Currently SEC rules prohibit regulated companies from retaliating against employees who raise securities concerns internally (i.e. to a compliance officer, Audit Committee, or corporate counsel, etc.). The Commission abolished this rule. The Commission based this rule change to the Supreme Court decision in Digital Reality v. Sommers. That case held that internal whistleblowing was not protected under the Dodd-Frank Act, and that in order to be protected whistleblowers must directly contact the SEC.
Whistleblower advocates argued that the Commission had the power to protect internal whistleblowers under the Sarbanes-Oxley Act (SOX). However, those arguments did not prevail and the current prohibition against retaliating against internal whistleblowers was cut from the current rule. Although a setback for whistleblowers, ultimately corporate compliance programs will be the primary victim of this rule change, as whistleblowers are clearly instructed to directly contact the SEC if they want protections or rewards under the Dodd-Frank Act.
6. Interpretive Guidance Defining “Analysts” Eligible for Rewards.
The Commission proposed “guidance” that would weaken its current rules defining qualified “analysts” eligible for rewards. This guidance remained essentially unchanged. As explained in a letter to the Commission signed by five Democratic Senators, the “proposal would permit the SEC to create an insurmountable hurdle for a whistleblower to establish original information based on ‘independent analysis.’” Despite these objections the Commission approved the “guidance.”
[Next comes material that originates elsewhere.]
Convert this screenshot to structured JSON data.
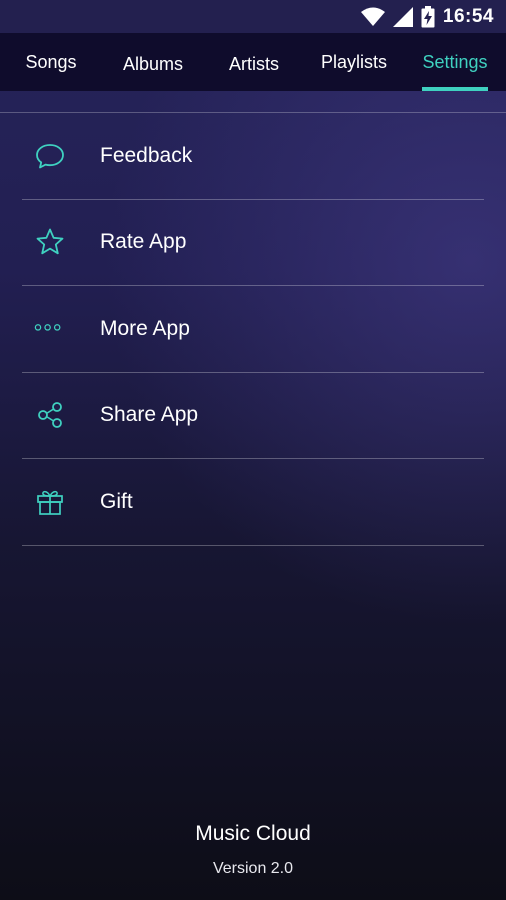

Viewed as a whole, whistleblowers avoided a disastrous outcome. Had all five of these proposals been approved, the SEC’s whistleblower reward and program would have been devastated. The two most far-reaching anti-whistleblowers proposals were rejected (i.e. the limits being placed on large awards and the TCR complaint rule). Moreover, all of the Commissioners clearly recognized that whistleblowers are “extremely successful” in alerting the Commission to fraud and protecting investors from illegal Wall Street crimes.